# Stacking Test-Sklearn, XGBoost, CatBoost, LightGBM

참고 : https://www.kaggle.com/eliotbarr/stacking-test-sklearn-xgboost-catboost-lightgbm/code

In [1]:
import pandas as pd
import numpy as np
from scipy.stats import skew

import xgboost as xgb
from sklearn.model_selection import KFold
from sklearn.ensemble import ExtraTreesClassifier
from sklearn.ensemble import RandomForestClassifier
from sklearn.metrics import mean_squared_error
from sklearn.linear_model import LogisticRegression

from math import sqrt
from sklearn.metrics import roc_auc_score
from sklearn.model_selection import KFold
from catboost import CatBoostClassifier
from lightgbm import LGBMClassifier
import gc

NFOLDS = 3
SEED = 0
NROWS = None

In [2]:
data = pd.read_csv('../input/application_train.csv')
test = pd.read_csv('../input/application_test.csv')
prev = pd.read_csv('../input/previous_application.csv')

In [3]:
categorical_feats = [f for f in data.columns if data[f].dtype == 'object']

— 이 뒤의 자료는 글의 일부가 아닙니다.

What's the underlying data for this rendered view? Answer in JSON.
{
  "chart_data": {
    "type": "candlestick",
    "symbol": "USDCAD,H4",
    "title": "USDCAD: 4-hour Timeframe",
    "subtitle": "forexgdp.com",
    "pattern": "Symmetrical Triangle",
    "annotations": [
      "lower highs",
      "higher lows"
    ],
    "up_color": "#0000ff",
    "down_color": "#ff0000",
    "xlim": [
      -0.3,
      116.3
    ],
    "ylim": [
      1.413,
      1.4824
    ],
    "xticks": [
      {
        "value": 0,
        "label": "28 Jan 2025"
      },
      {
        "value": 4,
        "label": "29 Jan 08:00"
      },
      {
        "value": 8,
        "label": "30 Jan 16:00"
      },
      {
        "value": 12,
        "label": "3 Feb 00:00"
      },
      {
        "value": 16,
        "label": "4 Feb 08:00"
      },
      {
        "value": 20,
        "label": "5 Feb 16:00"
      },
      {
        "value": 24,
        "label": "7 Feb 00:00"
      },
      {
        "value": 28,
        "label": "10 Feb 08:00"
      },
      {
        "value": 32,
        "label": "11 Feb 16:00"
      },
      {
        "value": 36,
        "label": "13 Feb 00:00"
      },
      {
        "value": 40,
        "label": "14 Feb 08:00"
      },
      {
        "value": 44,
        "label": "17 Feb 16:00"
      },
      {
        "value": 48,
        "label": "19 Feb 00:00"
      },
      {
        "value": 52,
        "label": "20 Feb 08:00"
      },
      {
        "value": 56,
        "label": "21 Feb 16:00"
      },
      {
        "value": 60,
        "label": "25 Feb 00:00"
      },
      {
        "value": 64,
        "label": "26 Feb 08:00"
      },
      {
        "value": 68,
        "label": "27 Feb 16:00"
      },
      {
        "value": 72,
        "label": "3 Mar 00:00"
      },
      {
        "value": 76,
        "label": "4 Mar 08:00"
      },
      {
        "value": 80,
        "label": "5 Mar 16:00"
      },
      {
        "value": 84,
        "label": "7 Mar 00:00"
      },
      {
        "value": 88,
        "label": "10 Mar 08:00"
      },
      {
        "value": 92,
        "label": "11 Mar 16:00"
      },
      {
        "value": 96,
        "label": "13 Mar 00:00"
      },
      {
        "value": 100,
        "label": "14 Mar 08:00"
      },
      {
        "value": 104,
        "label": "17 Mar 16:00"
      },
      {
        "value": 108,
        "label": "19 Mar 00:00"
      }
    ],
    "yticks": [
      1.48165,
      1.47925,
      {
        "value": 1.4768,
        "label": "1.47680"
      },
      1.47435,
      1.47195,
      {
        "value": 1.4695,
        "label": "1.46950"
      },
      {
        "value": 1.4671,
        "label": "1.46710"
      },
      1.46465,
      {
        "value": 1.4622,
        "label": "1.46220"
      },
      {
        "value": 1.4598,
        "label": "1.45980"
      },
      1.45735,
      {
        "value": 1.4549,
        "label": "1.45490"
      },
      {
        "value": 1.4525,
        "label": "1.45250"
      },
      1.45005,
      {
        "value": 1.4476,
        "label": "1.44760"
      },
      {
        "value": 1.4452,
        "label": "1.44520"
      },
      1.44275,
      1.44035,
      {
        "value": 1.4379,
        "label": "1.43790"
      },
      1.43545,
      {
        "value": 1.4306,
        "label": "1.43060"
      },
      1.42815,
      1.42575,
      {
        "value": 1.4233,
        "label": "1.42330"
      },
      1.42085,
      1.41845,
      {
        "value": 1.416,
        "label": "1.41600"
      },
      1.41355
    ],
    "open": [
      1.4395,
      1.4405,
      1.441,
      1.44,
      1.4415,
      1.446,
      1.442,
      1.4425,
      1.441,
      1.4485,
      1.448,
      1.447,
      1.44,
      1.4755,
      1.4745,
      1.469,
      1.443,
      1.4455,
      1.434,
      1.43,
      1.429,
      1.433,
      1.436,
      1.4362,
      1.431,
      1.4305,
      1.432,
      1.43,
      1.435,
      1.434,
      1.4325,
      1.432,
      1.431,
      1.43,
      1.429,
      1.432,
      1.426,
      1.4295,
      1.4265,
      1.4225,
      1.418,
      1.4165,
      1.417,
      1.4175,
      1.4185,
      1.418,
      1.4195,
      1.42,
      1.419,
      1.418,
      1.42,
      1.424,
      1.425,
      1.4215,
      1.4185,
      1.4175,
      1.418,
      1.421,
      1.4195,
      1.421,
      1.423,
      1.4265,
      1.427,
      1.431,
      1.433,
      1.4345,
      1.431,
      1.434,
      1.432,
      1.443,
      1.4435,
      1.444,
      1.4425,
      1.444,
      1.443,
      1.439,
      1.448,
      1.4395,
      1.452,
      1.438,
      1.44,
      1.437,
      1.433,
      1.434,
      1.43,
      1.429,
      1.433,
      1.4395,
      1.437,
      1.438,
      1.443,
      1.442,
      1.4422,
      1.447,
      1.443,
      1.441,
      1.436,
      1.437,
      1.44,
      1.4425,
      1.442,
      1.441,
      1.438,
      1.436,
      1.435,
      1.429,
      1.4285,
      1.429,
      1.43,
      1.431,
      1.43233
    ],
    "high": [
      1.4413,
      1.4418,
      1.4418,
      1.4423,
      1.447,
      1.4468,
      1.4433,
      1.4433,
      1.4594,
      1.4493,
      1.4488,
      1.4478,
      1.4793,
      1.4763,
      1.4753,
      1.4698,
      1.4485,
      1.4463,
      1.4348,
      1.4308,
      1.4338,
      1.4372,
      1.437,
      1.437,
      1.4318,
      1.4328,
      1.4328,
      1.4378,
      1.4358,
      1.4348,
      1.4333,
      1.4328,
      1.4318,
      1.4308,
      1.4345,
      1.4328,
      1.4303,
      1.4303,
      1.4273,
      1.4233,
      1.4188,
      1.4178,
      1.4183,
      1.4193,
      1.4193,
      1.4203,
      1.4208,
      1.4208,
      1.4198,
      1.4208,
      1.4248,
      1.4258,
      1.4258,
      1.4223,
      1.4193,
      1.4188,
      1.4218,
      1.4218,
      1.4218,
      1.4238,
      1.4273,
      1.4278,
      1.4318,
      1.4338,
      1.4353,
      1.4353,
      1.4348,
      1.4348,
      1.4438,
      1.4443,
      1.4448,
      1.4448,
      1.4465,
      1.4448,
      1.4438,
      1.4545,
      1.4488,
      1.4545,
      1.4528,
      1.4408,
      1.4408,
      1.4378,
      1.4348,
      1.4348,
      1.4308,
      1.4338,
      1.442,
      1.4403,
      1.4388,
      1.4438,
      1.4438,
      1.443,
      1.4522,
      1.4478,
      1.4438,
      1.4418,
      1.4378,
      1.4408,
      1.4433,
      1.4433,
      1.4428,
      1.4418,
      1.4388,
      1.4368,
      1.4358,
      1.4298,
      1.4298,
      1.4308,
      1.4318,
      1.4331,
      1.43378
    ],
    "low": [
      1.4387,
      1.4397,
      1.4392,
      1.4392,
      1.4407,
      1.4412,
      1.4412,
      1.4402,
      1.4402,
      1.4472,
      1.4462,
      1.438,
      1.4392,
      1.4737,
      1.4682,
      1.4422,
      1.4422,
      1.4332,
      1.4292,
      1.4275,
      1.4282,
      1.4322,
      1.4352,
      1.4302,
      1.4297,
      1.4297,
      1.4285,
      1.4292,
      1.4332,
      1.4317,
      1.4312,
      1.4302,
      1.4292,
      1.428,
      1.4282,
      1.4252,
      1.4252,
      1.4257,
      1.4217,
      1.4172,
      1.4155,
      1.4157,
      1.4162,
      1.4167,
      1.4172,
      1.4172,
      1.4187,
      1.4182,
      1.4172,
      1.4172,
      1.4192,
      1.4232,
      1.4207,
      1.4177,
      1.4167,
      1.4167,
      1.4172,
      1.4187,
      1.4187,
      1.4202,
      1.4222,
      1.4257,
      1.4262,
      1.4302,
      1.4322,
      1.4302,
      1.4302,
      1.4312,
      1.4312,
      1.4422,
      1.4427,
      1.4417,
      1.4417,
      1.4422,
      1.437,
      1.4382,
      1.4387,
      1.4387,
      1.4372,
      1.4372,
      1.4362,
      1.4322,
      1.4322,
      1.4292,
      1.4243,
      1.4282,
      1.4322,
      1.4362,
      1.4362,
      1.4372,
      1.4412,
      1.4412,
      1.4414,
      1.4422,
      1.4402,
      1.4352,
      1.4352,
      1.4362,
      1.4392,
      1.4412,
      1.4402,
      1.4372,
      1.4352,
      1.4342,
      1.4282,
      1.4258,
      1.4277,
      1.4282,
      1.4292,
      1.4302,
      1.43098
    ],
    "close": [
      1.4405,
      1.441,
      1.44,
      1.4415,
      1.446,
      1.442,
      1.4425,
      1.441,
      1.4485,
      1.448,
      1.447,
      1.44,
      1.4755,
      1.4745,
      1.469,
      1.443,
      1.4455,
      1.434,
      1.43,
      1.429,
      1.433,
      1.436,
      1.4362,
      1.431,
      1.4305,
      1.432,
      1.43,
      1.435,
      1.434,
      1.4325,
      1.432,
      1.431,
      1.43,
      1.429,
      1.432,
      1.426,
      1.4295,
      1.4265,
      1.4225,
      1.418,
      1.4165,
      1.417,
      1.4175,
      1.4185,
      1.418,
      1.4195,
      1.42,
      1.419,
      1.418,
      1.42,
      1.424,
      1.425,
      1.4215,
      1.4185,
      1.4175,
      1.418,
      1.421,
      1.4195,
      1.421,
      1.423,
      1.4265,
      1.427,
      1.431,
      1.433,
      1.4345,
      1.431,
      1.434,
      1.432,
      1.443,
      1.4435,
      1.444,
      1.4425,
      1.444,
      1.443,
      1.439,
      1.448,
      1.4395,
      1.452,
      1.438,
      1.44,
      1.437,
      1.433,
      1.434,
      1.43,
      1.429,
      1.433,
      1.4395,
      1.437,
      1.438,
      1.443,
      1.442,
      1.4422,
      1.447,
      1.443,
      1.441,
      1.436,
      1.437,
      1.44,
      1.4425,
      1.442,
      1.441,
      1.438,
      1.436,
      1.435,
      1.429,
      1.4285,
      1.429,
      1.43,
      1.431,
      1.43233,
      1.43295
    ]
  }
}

for f_ in categorical_feats:
    data[f_], indexer = pd.factorize(data[f_])  # 범주를 정수로 인코딩
    test[f_] = indexer.get_indexer(test[f_])  # indexer에서 test[f_]의 인덱스를 찾음. 없으면 -1 반환    

In [4]:
gc.enable()

y_train = data['TARGET']
del data['TARGET']

In [5]:
# 팩터화된 범주 평균화
prev_cat_features = [f_ for f_ in prev.columns if prev[f_].dtype == 'object']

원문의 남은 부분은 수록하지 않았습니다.